俺様御曹司に飼われました
「あんた手に入れれるの?その子。傷つけたんじゃなかったっけ?」



〝傷つけた〟
その言葉に胸が痛む。

傷つけたってのはずっとわかってるつもりだった。
でも、あとから知った事実は想像以上のものだった。


なんで、あの時手を離してしまったんだろう。
あんなふうにしかできなかったのだろうか。

なにもせず、離れればよかったんじゃないか。
事実を知れば、そう思うことが多くなった。

でも、あの頃の俺はまだ幼くて。
あぁいう形でしかできなかった。
どうしても、欲しくて欲しくてたまらなかった。



「うん。
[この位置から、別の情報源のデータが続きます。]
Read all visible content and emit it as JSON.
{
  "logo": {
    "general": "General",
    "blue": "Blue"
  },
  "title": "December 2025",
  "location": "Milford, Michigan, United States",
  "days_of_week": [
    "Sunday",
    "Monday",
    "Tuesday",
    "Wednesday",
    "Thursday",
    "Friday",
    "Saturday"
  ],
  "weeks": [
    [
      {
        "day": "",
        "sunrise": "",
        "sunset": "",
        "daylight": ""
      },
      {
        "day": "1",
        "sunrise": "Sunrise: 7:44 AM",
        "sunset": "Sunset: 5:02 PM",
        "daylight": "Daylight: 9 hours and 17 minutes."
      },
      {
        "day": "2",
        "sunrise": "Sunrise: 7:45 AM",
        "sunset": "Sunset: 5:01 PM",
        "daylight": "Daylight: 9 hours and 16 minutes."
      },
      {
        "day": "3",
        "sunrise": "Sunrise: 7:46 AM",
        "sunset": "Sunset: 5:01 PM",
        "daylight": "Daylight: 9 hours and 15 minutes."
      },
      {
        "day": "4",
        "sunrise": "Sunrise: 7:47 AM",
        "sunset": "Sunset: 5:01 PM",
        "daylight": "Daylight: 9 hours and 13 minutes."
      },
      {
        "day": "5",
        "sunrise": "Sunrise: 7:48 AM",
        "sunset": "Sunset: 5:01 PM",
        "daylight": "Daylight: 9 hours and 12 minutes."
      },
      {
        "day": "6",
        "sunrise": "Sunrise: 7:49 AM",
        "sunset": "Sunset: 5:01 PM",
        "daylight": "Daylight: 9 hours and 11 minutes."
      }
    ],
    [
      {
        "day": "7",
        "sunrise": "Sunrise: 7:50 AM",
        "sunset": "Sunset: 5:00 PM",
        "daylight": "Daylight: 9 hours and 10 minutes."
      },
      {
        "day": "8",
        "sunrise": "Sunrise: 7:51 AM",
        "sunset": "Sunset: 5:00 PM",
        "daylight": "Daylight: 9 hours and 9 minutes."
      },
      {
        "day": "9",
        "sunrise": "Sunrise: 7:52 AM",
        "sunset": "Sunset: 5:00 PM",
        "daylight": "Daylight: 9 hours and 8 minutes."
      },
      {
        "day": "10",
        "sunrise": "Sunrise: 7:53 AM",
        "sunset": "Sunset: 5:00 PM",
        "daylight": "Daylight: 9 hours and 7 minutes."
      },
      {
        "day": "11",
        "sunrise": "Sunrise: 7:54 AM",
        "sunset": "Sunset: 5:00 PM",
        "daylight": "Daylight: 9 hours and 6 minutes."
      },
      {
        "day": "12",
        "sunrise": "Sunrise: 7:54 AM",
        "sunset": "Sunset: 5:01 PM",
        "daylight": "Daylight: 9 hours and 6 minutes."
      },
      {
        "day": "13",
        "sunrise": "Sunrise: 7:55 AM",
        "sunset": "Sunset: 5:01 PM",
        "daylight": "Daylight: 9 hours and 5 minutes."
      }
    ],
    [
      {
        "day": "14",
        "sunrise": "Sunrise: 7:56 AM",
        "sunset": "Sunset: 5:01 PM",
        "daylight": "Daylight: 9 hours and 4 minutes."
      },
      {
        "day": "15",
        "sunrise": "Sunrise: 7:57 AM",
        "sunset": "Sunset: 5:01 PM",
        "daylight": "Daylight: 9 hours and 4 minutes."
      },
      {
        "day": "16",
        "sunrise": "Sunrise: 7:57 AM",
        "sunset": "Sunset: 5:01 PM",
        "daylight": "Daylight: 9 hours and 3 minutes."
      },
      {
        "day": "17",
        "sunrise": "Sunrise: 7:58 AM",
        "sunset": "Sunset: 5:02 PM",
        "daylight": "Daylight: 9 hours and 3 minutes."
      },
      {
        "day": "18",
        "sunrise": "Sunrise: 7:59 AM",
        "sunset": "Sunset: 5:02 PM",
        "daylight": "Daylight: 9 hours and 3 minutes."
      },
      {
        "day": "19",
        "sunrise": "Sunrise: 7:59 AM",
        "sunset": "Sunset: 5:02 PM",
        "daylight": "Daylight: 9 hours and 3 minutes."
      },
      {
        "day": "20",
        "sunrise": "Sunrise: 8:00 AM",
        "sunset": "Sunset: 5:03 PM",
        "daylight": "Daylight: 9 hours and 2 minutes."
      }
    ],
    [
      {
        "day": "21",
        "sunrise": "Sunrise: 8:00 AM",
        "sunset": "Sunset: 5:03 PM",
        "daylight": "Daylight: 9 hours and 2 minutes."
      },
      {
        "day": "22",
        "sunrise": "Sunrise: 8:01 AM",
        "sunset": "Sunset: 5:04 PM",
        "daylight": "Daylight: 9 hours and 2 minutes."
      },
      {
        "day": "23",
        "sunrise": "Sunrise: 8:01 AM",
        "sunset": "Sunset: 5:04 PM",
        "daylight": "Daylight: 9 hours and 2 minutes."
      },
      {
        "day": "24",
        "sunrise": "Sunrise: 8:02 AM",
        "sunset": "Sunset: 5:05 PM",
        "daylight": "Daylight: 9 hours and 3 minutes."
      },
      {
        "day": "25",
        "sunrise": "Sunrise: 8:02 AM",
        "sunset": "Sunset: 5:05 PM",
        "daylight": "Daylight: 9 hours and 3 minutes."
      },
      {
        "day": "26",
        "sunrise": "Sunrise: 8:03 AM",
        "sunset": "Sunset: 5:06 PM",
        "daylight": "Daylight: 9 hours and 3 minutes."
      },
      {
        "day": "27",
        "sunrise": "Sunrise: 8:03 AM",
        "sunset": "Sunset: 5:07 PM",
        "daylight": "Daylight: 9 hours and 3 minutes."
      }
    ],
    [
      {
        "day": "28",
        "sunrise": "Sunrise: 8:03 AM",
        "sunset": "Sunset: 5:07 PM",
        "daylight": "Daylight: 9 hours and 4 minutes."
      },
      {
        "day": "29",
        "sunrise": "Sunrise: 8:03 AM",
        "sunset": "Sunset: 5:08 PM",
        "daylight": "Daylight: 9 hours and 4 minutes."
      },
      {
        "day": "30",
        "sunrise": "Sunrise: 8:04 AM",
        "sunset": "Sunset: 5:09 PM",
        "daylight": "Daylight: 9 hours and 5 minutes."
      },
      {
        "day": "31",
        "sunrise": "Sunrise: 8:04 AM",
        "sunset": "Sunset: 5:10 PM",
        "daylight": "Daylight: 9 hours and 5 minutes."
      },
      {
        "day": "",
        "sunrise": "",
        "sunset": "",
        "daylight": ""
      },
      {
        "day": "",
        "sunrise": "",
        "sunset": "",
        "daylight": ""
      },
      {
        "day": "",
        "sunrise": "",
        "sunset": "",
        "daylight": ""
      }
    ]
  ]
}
傷つけた、ボロボロにした」


「それでよく手に入れようとするわね」



姉ちゃんは呆れ顔。



「あいつ、俺のせいで記憶がないんだ」


「え……?」


「だから、今度こそちゃんと一緒にいたいんだ。やり方は汚いかもしれないけど……出会いを作りたい」


「ま、それだけ真剣に誰かを想うのはいいことよ。可愛い弟に協力してあげるか」


「姉ちゃん、さんきゅ」



それから少し早い部屋割りをして、半年後の社宅に入る場面に備えていた。